Caveats: The Embodied AI Risk
- Embodied AI (humanoid robots) represents a longer-term potential threat to blue-collar work, with well-funded companies actively pursuing this space.
- However, the economics of embodied AI remain unresolved, and human preference for other humans in service contexts is expected to be a higher adoption barrier than many anticipate.
- Software AI disruption is present now; embodied AI disruption remains speculative and distant.
Key Concepts
- Operational leverage: The ability to manage greater complexity and output without a proportional increase in labour or resources; AI is argued to extend this to tradespeople for the first time.
- Efficiency AI vs.

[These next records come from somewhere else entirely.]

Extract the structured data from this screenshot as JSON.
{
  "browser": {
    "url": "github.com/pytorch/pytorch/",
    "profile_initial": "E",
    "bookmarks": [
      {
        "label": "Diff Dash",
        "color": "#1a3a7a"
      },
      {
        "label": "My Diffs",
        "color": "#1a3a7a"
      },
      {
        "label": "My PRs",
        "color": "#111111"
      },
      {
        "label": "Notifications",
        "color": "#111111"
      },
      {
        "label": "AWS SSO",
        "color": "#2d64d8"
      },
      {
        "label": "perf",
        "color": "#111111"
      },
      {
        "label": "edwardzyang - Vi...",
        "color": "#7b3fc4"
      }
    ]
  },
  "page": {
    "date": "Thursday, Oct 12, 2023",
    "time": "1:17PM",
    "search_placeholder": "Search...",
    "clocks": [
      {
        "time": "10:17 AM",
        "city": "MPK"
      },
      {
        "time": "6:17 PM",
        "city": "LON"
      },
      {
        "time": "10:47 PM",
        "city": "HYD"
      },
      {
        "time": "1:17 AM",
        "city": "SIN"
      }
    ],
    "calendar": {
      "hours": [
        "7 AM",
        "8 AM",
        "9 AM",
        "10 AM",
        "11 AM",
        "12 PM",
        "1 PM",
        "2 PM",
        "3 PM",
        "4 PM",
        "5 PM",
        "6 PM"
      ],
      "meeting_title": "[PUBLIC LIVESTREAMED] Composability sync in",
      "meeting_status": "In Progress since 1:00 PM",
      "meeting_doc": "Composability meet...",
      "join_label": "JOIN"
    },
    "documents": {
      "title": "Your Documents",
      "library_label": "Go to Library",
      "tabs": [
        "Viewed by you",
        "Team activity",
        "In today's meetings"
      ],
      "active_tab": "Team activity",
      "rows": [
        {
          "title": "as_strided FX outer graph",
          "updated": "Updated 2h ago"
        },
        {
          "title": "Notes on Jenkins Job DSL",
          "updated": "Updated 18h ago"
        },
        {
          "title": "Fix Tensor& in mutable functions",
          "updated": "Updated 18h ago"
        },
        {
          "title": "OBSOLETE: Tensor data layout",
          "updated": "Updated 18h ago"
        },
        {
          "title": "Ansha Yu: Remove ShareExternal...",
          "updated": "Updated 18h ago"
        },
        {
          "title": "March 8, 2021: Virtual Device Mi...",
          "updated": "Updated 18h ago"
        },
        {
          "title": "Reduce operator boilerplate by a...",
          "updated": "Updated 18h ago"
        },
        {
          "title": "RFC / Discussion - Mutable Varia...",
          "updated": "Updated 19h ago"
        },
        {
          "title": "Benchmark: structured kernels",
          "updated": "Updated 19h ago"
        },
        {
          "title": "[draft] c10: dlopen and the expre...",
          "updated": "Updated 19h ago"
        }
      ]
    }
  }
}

Opportunity AI: A framing distinguishing AI used to cut costs (efficiency) from AI used to create new capabilities and growth (opportunity); the speaker argues the latter is the more strategically valuable mindset.

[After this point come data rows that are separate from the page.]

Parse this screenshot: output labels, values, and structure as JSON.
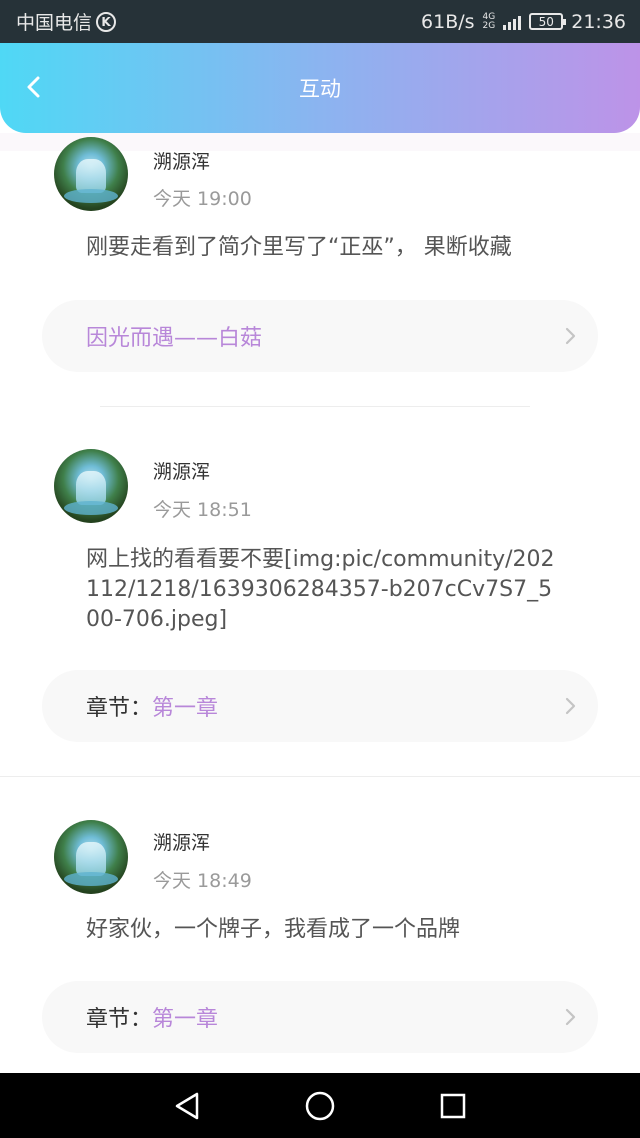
{
  "status_bar": {
    "carrier": "中国电信",
    "carrier_badge": "K",
    "network_speed": "61B/s",
    "network_type_top": "4G",
    "network_type_bottom": "2G",
    "battery": "50",
    "time": "21:36"
  },
  "header": {
    "title": "互动",
    "back_icon": "chevron-left-icon"
  },
  "comments": [
    {
      "username": "溯源浑",
      "time": "今天 19:00",
      "text": "刚要走看到了简介里写了“正巫”， 果断收藏",
      "link_prefix": "",
      "link_text": "因光而遇——白菇"
    },
    {
      "username": "溯源浑",
      "time": "今天 18:51",
      "text": "网上找的看看要不要[img:pic/community/202112/1218/1639306284357-b207cCv7S7_500-706.jpeg]",
      "link_prefix": "章节：",
      "link_text": "第一章"
    },
    {
      "username": "溯源浑",
      "time": "今天 18:49",
      "text": "好家伙，一个牌子，我看成了一个品牌",
      "link_prefix": "章节：",
      "link_text": "第一章"
    }
  ],
  "nav_bar": {
    "back_icon": "triangle-back-icon",
    "home_icon": "circle-home-icon",
    "recent_icon": "square-recent-icon"
  },
  "colors": {
    "header_gradient_start": "#4fd8f5",
    "header_gradient_end": "#bd93e8",
    "link_accent": "#b887d9"
  }
}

- Trade entrepreneur: A person who owns and operates a skilled trades business, combining craft expertise with business management; framed here as a resilient and increasingly attractive career path.
- Agentic AI / AI agents: AI systems capable of autonomously executing multi-step tasks (e.g., managing email, scheduling, triaging problems) with minimal human intervention; referenced via “OpenClaw” as an early example of open implementations.
- Embodied AI: AI systems integrated into physical robotic forms capable of performing manual or physical labour tasks; contrasted with software AI as a longer-term and more uncertain risk to blue-collar employment.
- Blue-collar renaissance: The emerging cultural and economic revaluation of skilled trades as stable, entrepreneurial, and AI-resilient career paths, particularly among Gen Z.
- Friction (operational): The administrative and logistical tasks surrounding core skilled work — scheduling, invoicing, customer communication — that consume time and cap business growth without adding direct value.
- Leverage compounds: A principle articulated by Haycock’s grandfather and echoed throughout — that systems and tools that multiply output are more valuable over time than raw individual effort.
Summary
The central argument of this episode is that AI’s most transformative near-term impact may not be on programmers or white-collar workers — where much of the current disruption narrative is focused — but on blue-collar tradespeople and trade entrepreneurs who can use AI to remove the administrative friction that has historically capped their ability to scale. Drawing on David Haycock’s Fortune op-ed and his experience building FilterBuy, the host argues that AI should be understood as an opportunity creation tool rather than a cost-cutting mechanism, and that the leverage it provides is especially powerful in physical, non-tech businesses where the bottleneck has never been skill but rather operational complexity. This thesis is situated within a broader set of converging trends: surging labour demand in skilled trades driven by infrastructure and AI data centre build-outs, a measurable generational pivot by Gen Z away from white-collar careers toward skilled trades perceived as more AI-resilient, and a coming proliferation of affordable, niche software tools built specifically for trades workers enabled by falling AI development costs. While the longer-term risk of embodied AI to manual labour is acknowledged, the speaker concludes that the immediate opportunity for trade entrepreneurs to gain meaningful leverage from AI is real, underexplored, and deserving of far more attention than it currently receives.